I nodded and then asked, “you know you will be performing in front of people?”

“Of course,” he replied, looking at me like that was the silliest question he had ever heard.

My mind instantly flashed back to last year’s kinder performance. All five kindergarten classes stood before their parents and sang songs of the rainbow. And there stood Jase looking like a deer caught in the headlights. He barely sang or did any of the accompanying hand/arm movements. He clearly had a case of stage fright and that was with everyone standing together on the stage.

This year’s performance will be a short program entitled “BUGZ.” I don’t know how many kids have speaking parts but Jase got the part of bug number 22 which is a firefly. Those who don’t have a speaking part will be part of the choir.

FireflyJase will be up there with three other fireflies and has two lines.

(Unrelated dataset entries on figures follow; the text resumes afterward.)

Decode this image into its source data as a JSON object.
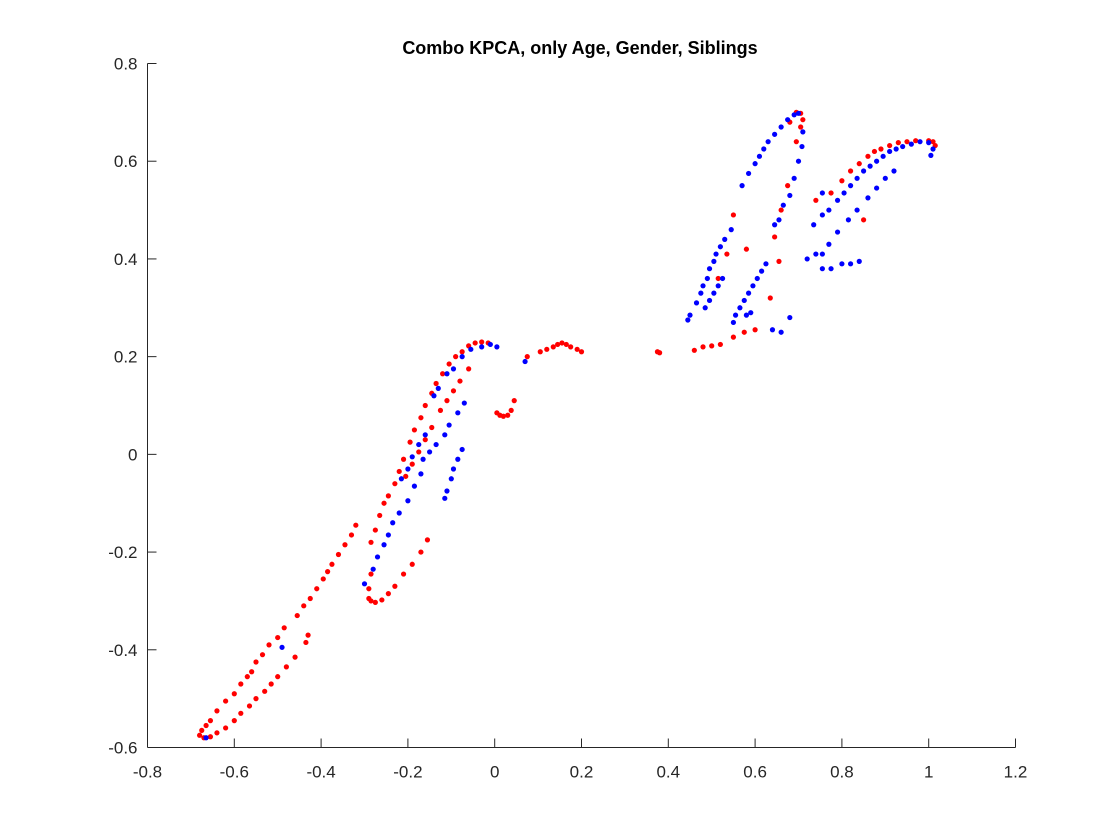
{
  "chart_data": {
    "type": "scatter",
    "title": "Combo KPCA, only Age, Gender, Siblings",
    "xlabel": "",
    "ylabel": "",
    "xlim": [
      -0.8,
      1.2
    ],
    "ylim": [
      -0.6,
      0.8
    ],
    "xticks": [
      -0.8,
      -0.6,
      -0.4,
      -0.2,
      0,
      0.2,
      0.4,
      0.6,
      0.8,
      1,
      1.2
    ],
    "xtick_labels": [
      "-0.8",
      "-0.6",
      "-0.4",
      "-0.2",
      "0",
      "0.2",
      "0.4",
      "0.6",
      "0.8",
      "1",
      "1.2"
    ],
    "yticks": [
      -0.6,
      -0.4,
      -0.2,
      0,
      0.2,
      0.4,
      0.6,
      0.8
    ],
    "ytick_labels": [
      "-0.6",
      "-0.4",
      "-0.2",
      "0",
      "0.2",
      "0.4",
      "0.6",
      "0.8"
    ],
    "grid": false,
    "series": [
      {
        "color": "#ff0000",
        "points": [
          [
            -0.68,
            -0.575
          ],
          [
            -0.675,
            -0.565
          ],
          [
            -0.665,
            -0.555
          ],
          [
            -0.655,
            -0.545
          ],
          [
            -0.64,
            -0.525
          ],
          [
            -0.62,
            -0.505
          ],
          [
            -0.6,
            -0.49
          ],
          [
            -0.585,
            -0.47
          ],
          [
            -0.57,
            -0.455
          ],
          [
            -0.56,
            -0.445
          ],
          [
            -0.55,
            -0.425
          ],
          [
            -0.535,
            -0.41
          ],
          [
            -0.52,
            -0.39
          ],
          [
            -0.5,
            -0.375
          ],
          [
            -0.485,
            -0.355
          ],
          [
            -0.455,
            -0.33
          ],
          [
            -0.44,
            -0.31
          ],
          [
            -0.425,
            -0.295
          ],
          [
            -0.41,
            -0.275
          ],
          [
            -0.395,
            -0.255
          ],
          [
            -0.385,
            -0.24
          ],
          [
            -0.375,
            -0.225
          ],
          [
            -0.36,
            -0.205
          ],
          [
            -0.345,
            -0.185
          ],
          [
            -0.33,
            -0.165
          ],
          [
            -0.32,
            -0.145
          ],
          [
            -0.67,
            -0.58
          ],
          [
            -0.655,
            -0.578
          ],
          [
            -0.64,
            -0.57
          ],
          [
            -0.62,
            -0.56
          ],
          [
            -0.6,
            -0.545
          ],
          [
            -0.585,
            -0.53
          ],
          [
            -0.565,
            -0.515
          ],
          [
            -0.55,
            -0.5
          ],
          [
            -0.53,
            -0.485
          ],
          [
            -0.515,
            -0.47
          ],
          [
            -0.5,
            -0.455
          ],
          [
            -0.48,
            -0.435
          ],
          [
            -0.46,
            -0.415
          ],
          [
            -0.435,
            -0.385
          ],
          [
            -0.43,
            -0.37
          ],
          [
            -0.285,
            -0.245
          ],
          [
            -0.29,
            -0.275
          ],
          [
            -0.29,
            -0.295
          ],
          [
            -0.285,
            -0.3
          ],
          [
            -0.275,
            -0.303
          ],
          [
            -0.26,
            -0.298
          ],
          [
            -0.245,
            -0.285
          ],
          [
            -0.23,
            -0.27
          ],
          [
            -0.21,
            -0.245
          ],
          [
            -0.19,
            -0.225
          ],
          [
            -0.17,
            -0.2
          ],
          [
            -0.155,
            -0.175
          ],
          [
            -0.285,
            -0.18
          ],
          [
            -0.275,
            -0.155
          ],
          [
            -0.265,
            -0.125
          ],
          [
            -0.255,
            -0.1
          ],
          [
            -0.245,
            -0.085
          ],
          [
            -0.23,
            -0.06
          ],
          [
            -0.22,
            -0.035
          ],
          [
            -0.21,
            -0.01
          ],
          [
            -0.195,
            0.025
          ],
          [
            -0.185,
            0.05
          ],
          [
            -0.17,
            0.075
          ],
          [
            -0.16,
            0.1
          ],
          [
            -0.145,
            0.125
          ],
          [
            -0.135,
            0.145
          ],
          [
            -0.12,
            0.165
          ],
          [
            -0.105,
            0.185
          ],
          [
            -0.09,
            0.2
          ],
          [
            -0.075,
            0.21
          ],
          [
            -0.06,
            0.222
          ],
          [
            -0.045,
            0.228
          ],
          [
            -0.03,
            0.23
          ],
          [
            -0.015,
            0.228
          ],
          [
            -0.205,
            -0.045
          ],
          [
            -0.19,
            -0.02
          ],
          [
            -0.175,
            0.005
          ],
          [
            -0.16,
            0.03
          ],
          [
            -0.145,
            0.055
          ],
          [
            -0.125,
            0.09
          ],
          [
            -0.11,
            0.11
          ],
          [
            -0.095,
            0.13
          ],
          [
            -0.08,
            0.15
          ],
          [
            -0.06,
            0.175
          ],
          [
            0.005,
            0.085
          ],
          [
            0.012,
            0.08
          ],
          [
            0.02,
            0.078
          ],
          [
            0.03,
            0.08
          ],
          [
            0.038,
            0.09
          ],
          [
            0.045,
            0.11
          ],
          [
            0.075,
            0.2
          ],
          [
            0.105,
            0.21
          ],
          [
            0.12,
            0.215
          ],
          [
            0.135,
            0.22
          ],
          [
            0.145,
            0.225
          ],
          [
            0.155,
            0.228
          ],
          [
            0.165,
            0.225
          ],
          [
            0.175,
            0.22
          ],
          [
            0.19,
            0.215
          ],
          [
            0.2,
            0.21
          ],
          [
            0.375,
            0.21
          ],
          [
            0.38,
            0.208
          ],
          [
            0.46,
            0.213
          ],
          [
            0.48,
            0.22
          ],
          [
            0.5,
            0.222
          ],
          [
            0.52,
            0.225
          ],
          [
            0.55,
            0.24
          ],
          [
            0.575,
            0.25
          ],
          [
            0.6,
            0.255
          ],
          [
            0.515,
            0.36
          ],
          [
            0.535,
            0.41
          ],
          [
            0.55,
            0.49
          ],
          [
            0.58,
            0.42
          ],
          [
            0.635,
            0.32
          ],
          [
            0.655,
            0.395
          ],
          [
            0.645,
            0.445
          ],
          [
            0.66,
            0.5
          ],
          [
            0.675,
            0.55
          ],
          [
            0.695,
            0.64
          ],
          [
            0.705,
            0.67
          ],
          [
            0.71,
            0.685
          ],
          [
            0.705,
            0.698
          ],
          [
            0.695,
            0.7
          ],
          [
            0.68,
            0.68
          ],
          [
            0.74,
            0.52
          ],
          [
            0.775,
            0.535
          ],
          [
            0.8,
            0.56
          ],
          [
            0.82,
            0.58
          ],
          [
            0.84,
            0.595
          ],
          [
            0.86,
            0.61
          ],
          [
            0.875,
            0.62
          ],
          [
            0.89,
            0.625
          ],
          [
            0.91,
            0.632
          ],
          [
            0.93,
            0.638
          ],
          [
            0.95,
            0.64
          ],
          [
            0.97,
            0.642
          ],
          [
            1.0,
            0.642
          ],
          [
            1.01,
            0.64
          ],
          [
            1.015,
            0.632
          ],
          [
            0.85,
            0.48
          ]
        ]
      },
      {
        "color": "#0000ff",
        "points": [
          [
            -0.665,
            -0.58
          ],
          [
            -0.49,
            -0.395
          ],
          [
            -0.3,
            -0.265
          ],
          [
            -0.28,
            -0.235
          ],
          [
            -0.27,
            -0.21
          ],
          [
            -0.255,
            -0.185
          ],
          [
            -0.245,
            -0.165
          ],
          [
            -0.235,
            -0.14
          ],
          [
            -0.22,
            -0.12
          ],
          [
            -0.2,
            -0.095
          ],
          [
            -0.185,
            -0.065
          ],
          [
            -0.17,
            -0.04
          ],
          [
            -0.165,
            -0.01
          ],
          [
            -0.15,
            0.005
          ],
          [
            -0.135,
            0.02
          ],
          [
            -0.115,
            0.04
          ],
          [
            -0.105,
            0.06
          ],
          [
            -0.085,
            0.085
          ],
          [
            -0.07,
            0.105
          ],
          [
            -0.215,
            -0.05
          ],
          [
            -0.2,
            -0.03
          ],
          [
            -0.19,
            -0.005
          ],
          [
            -0.175,
            0.02
          ],
          [
            -0.16,
            0.04
          ],
          [
            -0.14,
            0.12
          ],
          [
            -0.13,
            0.135
          ],
          [
            -0.11,
            0.165
          ],
          [
            -0.095,
            0.175
          ],
          [
            -0.075,
            0.2
          ],
          [
            -0.055,
            0.215
          ],
          [
            -0.115,
            -0.09
          ],
          [
            -0.11,
            -0.075
          ],
          [
            -0.1,
            -0.05
          ],
          [
            -0.095,
            -0.03
          ],
          [
            -0.085,
            -0.01
          ],
          [
            -0.075,
            0.01
          ],
          [
            -0.03,
            0.22
          ],
          [
            -0.01,
            0.225
          ],
          [
            0.005,
            0.22
          ],
          [
            0.07,
            0.19
          ],
          [
            0.445,
            0.275
          ],
          [
            0.45,
            0.285
          ],
          [
            0.465,
            0.31
          ],
          [
            0.475,
            0.33
          ],
          [
            0.48,
            0.345
          ],
          [
            0.49,
            0.36
          ],
          [
            0.495,
            0.38
          ],
          [
            0.505,
            0.395
          ],
          [
            0.51,
            0.41
          ],
          [
            0.52,
            0.425
          ],
          [
            0.53,
            0.44
          ],
          [
            0.545,
            0.46
          ],
          [
            0.485,
            0.3
          ],
          [
            0.495,
            0.315
          ],
          [
            0.505,
            0.33
          ],
          [
            0.515,
            0.345
          ],
          [
            0.525,
            0.36
          ],
          [
            0.55,
            0.27
          ],
          [
            0.555,
            0.285
          ],
          [
            0.565,
            0.3
          ],
          [
            0.575,
            0.315
          ],
          [
            0.585,
            0.33
          ],
          [
            0.595,
            0.345
          ],
          [
            0.605,
            0.36
          ],
          [
            0.615,
            0.375
          ],
          [
            0.625,
            0.39
          ],
          [
            0.58,
            0.285
          ],
          [
            0.59,
            0.29
          ],
          [
            0.64,
            0.255
          ],
          [
            0.66,
            0.25
          ],
          [
            0.68,
            0.28
          ],
          [
            0.57,
            0.55
          ],
          [
            0.585,
            0.575
          ],
          [
            0.6,
            0.595
          ],
          [
            0.61,
            0.61
          ],
          [
            0.62,
            0.625
          ],
          [
            0.63,
            0.64
          ],
          [
            0.645,
            0.655
          ],
          [
            0.66,
            0.67
          ],
          [
            0.675,
            0.685
          ],
          [
            0.69,
            0.695
          ],
          [
            0.7,
            0.698
          ],
          [
            0.645,
            0.47
          ],
          [
            0.655,
            0.48
          ],
          [
            0.665,
            0.51
          ],
          [
            0.68,
            0.53
          ],
          [
            0.69,
            0.565
          ],
          [
            0.7,
            0.6
          ],
          [
            0.708,
            0.63
          ],
          [
            0.71,
            0.66
          ],
          [
            0.735,
            0.47
          ],
          [
            0.755,
            0.49
          ],
          [
            0.77,
            0.5
          ],
          [
            0.79,
            0.52
          ],
          [
            0.805,
            0.535
          ],
          [
            0.82,
            0.55
          ],
          [
            0.835,
            0.565
          ],
          [
            0.85,
            0.58
          ],
          [
            0.865,
            0.59
          ],
          [
            0.88,
            0.6
          ],
          [
            0.895,
            0.61
          ],
          [
            0.91,
            0.62
          ],
          [
            0.925,
            0.625
          ],
          [
            0.94,
            0.63
          ],
          [
            0.96,
            0.635
          ],
          [
            0.98,
            0.64
          ],
          [
            1.0,
            0.638
          ],
          [
            1.01,
            0.625
          ],
          [
            1.005,
            0.612
          ],
          [
            0.92,
            0.58
          ],
          [
            0.9,
            0.565
          ],
          [
            0.88,
            0.545
          ],
          [
            0.86,
            0.525
          ],
          [
            0.835,
            0.5
          ],
          [
            0.815,
            0.48
          ],
          [
            0.79,
            0.455
          ],
          [
            0.77,
            0.43
          ],
          [
            0.755,
            0.41
          ],
          [
            0.72,
            0.4
          ],
          [
            0.74,
            0.41
          ],
          [
            0.755,
            0.38
          ],
          [
            0.775,
            0.38
          ],
          [
            0.8,
            0.39
          ],
          [
            0.82,
            0.39
          ],
          [
            0.84,
            0.395
          ],
          [
            0.755,
            0.535
          ]
        ]
      }
    ]
  }
}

Rehearsals started three weeks ago, and the performance is next week. They will perform for the fifth graders in the morning and then for the parents in the evening.

I worry he will suffer stage fright again, or he will only speak in a whisper. He has never been a very loud kid, and he has always been shy around adults. He didn’t even speak to his preschool teacher until the last month of school. As he has gotten older, he has done better with talking to adults but often is shy in a group. And when he is nervous, he tends to stutter a little.

I know there will be other students who mess up or only whisper their lines, but I hope Jase doesn’t run into any of those problems. I hope he can deliver his lines with confidence and have a good experience because I know that these first experiences can make an impact on how he feels and how he does at future performances.

I am not comfortable speaking before a large group. I will not be the best one to give him advice, and I certainly don’t want to discourage him or transfer any of my fears onto him. In this case, I will probably have to let my husband do any pep talks on how to handle stage fright. As an attorney, he is used to speaking in front of judges and juries and often gives speeches at legal conferences.